Newbie workflow suggestions for non-standard antenna design


#1

Hi! I am just getting started with KiCAD (and EDA period). Naturally my first project is not the standard pile of resistors and ICs, but a patch antenna with an SMA connector. I am having trouble filling zones and connecting them to the relevant traces. Perhaps someone can walk me through the basic approach (zones may not be the right one).

Design elements:

  • large copper rectangle (or more than one) on the front
  • connected together by traces of well-controlled width AND length (sub-millimeter control needed)
  • trace going to center pin of SMA and connecting patches
  • SMA mounted on back; through holes protruding to front (found and added footprint successfully)
  • ground plane on entire back
  • pads all around back side SMA for solid solder connection to ground plane (through legs soldered to pads on front just for mechanical strength)

Should I be using filled zones? Should the zones be on the net associated with the SMA central pin? Why don’t they fill (have gotten them too, unpredictably, unrepeatably)? Can I do trace length fine control? How do I customize the rear-side SMA solder pad interface?

I feel like I’m asking for things that simply may not be supported, but new to EDA, I can’t know for sure. Appreciate any advice!


#2

It sounds like what you are attempting is possible with KiCAD. However, KiCAD doesn’t actually support this kind of design work so there will be some workaround and sleight-of-hand as you coerce it into performing some unnatural acts.

You may find it easier to create the antenna as a footprint, rather than a circuit. Each patch would be defined as an SMT pad (or group of overlapping pads). Likewise for the transmission line elements. You may have to define separate footprints for the topside and bottom side geometries.

Can you post a sketch, dimensioned drawing, or even a screenshot (from, e.g., Sonnet) of your antenna design?

Dale


#3

Thanks for the quick response and advice. I had wondered if custom footprints would be the way to go; but fuzzy on what “device” I would attach to.

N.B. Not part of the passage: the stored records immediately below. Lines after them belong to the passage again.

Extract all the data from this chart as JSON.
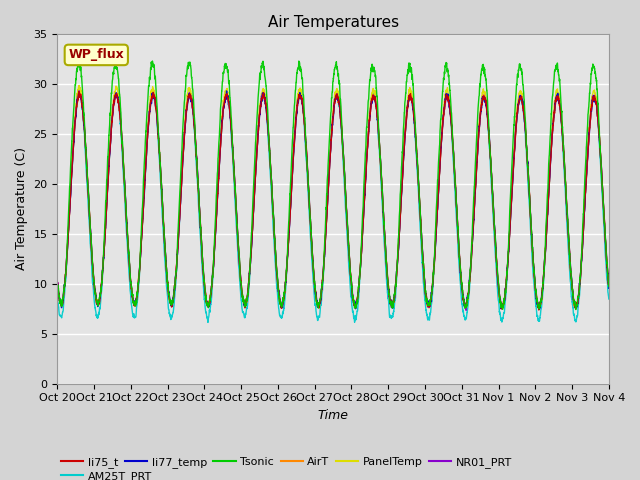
{
  "title": "Air Temperatures",
  "xlabel": "Time",
  "ylabel": "Air Temperature (C)",
  "ylim": [
    0,
    35
  ],
  "yticks": [
    0,
    5,
    10,
    15,
    20,
    25,
    30,
    35
  ],
  "n_days": 15,
  "x_tick_labels": [
    "Oct 20",
    "Oct 21",
    "Oct 22",
    "Oct 23",
    "Oct 24",
    "Oct 25",
    "Oct 26",
    "Oct 27",
    "Oct 28",
    "Oct 29",
    "Oct 30",
    "Oct 31",
    "Nov 1",
    "Nov 2",
    "Nov 3",
    "Nov 4"
  ],
  "legend_entries": [
    {
      "label": "li75_t",
      "color": "#cc0000"
    },
    {
      "label": "li77_temp",
      "color": "#0000cc"
    },
    {
      "label": "Tsonic",
      "color": "#00cc00"
    },
    {
      "label": "AirT",
      "color": "#ff8800"
    },
    {
      "label": "PanelTemp",
      "color": "#dddd00"
    },
    {
      "label": "NR01_PRT",
      "color": "#8800cc"
    },
    {
      "label": "AM25T_PRT",
      "color": "#00cccc"
    }
  ],
  "annotation_text": "WP_flux",
  "background_color": "#d4d4d4",
  "plot_bg_color": "#e4e4e4",
  "title_fontsize": 11,
  "axis_fontsize": 9,
  "tick_fontsize": 8
}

I did manage to trick it and got closer to my goal: I made a test point, associated with a large SMD pad footprint, so I was able to run a trace from the SMA center pin to the test pad, controlling the width of various transmission line segments along the way. Then I was able to draw zones on top of the transmission line and they filled in. The only problem is the clearance around the test pad within one of the zone/patches (picture below). I would like this to be filled in with copper, and also do not want soldermask exclusion around this pad (but do want it around the SMA pads).

So it seems I have a track getting me partway there. Still no proof of concept that I can carefully control exact dimensions of zones, or trace length. But I’m assuming I can work/figure these things out.


#4

If you have masochistic inclinations you can see the locations of the fill zones (shown in millimeters, out to 8 or 10 decimal places) by opening the *.kicad_pcb file in a plain-text editor such as “Notepad++”.

A more practical approach is to zoom in on each vertex in the zone, place the cursor, and read off the (X,Y) co-ordinates from the bottom-most ribbon bar on your display window. I think it’s a VERY good idea to condition yourself to make liberal use of the Relative Coordinate feature (activated with the bar).

[quote] . . . The only problem is the clearance around the test pad within one of
the zone/patches (picture below). I would like this to be filled in
with copper, and also do not want soldermask exclusion around this pad
(but do want it around the SMA pads). . . . [/quote]

The “Edit” dialog (or is it called “Properties”?) for each pad allows you to set things like solder mask on/off, fill-to-pad clearance, nature of pad-to-fill connection (you probably want “Solid”), etc. Some of these parameters can also be set for the entire footprint, and for the fill zone - I believe the pad-by-pad settings take precedence, but I’m not certain.

Dale


#5

I am precisely this sort of masochist: but VI editor–please… I am almost certain to embrace this approach.

[quote]
The “Edit” dialog (or is it called “Properties”?) for each pad allows you to set things like solder mask on/off, fill-to-pad clearance, nature of pad-to-fill connection (you probably want “Solid”), etc. Some of these parameters can also be set for the entire footprint, and for the fill zone - I believe the pad-by-pad settings take precedence, but I’m not certain. [/quote]

Good tips. I was able to eradicate the solder mask for this pad not by turning it off (did not find this option), but by making the clearance negative and larger than the pad half-dimension. Gone. Still have not managed to eliminate the cleared copper around the pad (Solid, None, Thermal, etc.; also tried negative clearance trick). But you’ve given me some ideas and I will continue to bang at it. Thanks!


#6

Loads of fiddling with no result, but then key was to “Fill Zone” again after making the changes. Now, ironically, as I try to determine what parameters control the gap (editing zone parameters, pad parameters, footprint parameters), I can’t seem to re-instate the gap even when unfilling and refilling. At least I have what I want.

Also, to correct a previous statement, I can turn off the solder mask by unchecking the mask layer in the Edit Pad dialog: no need to make negative clearances (though this works too).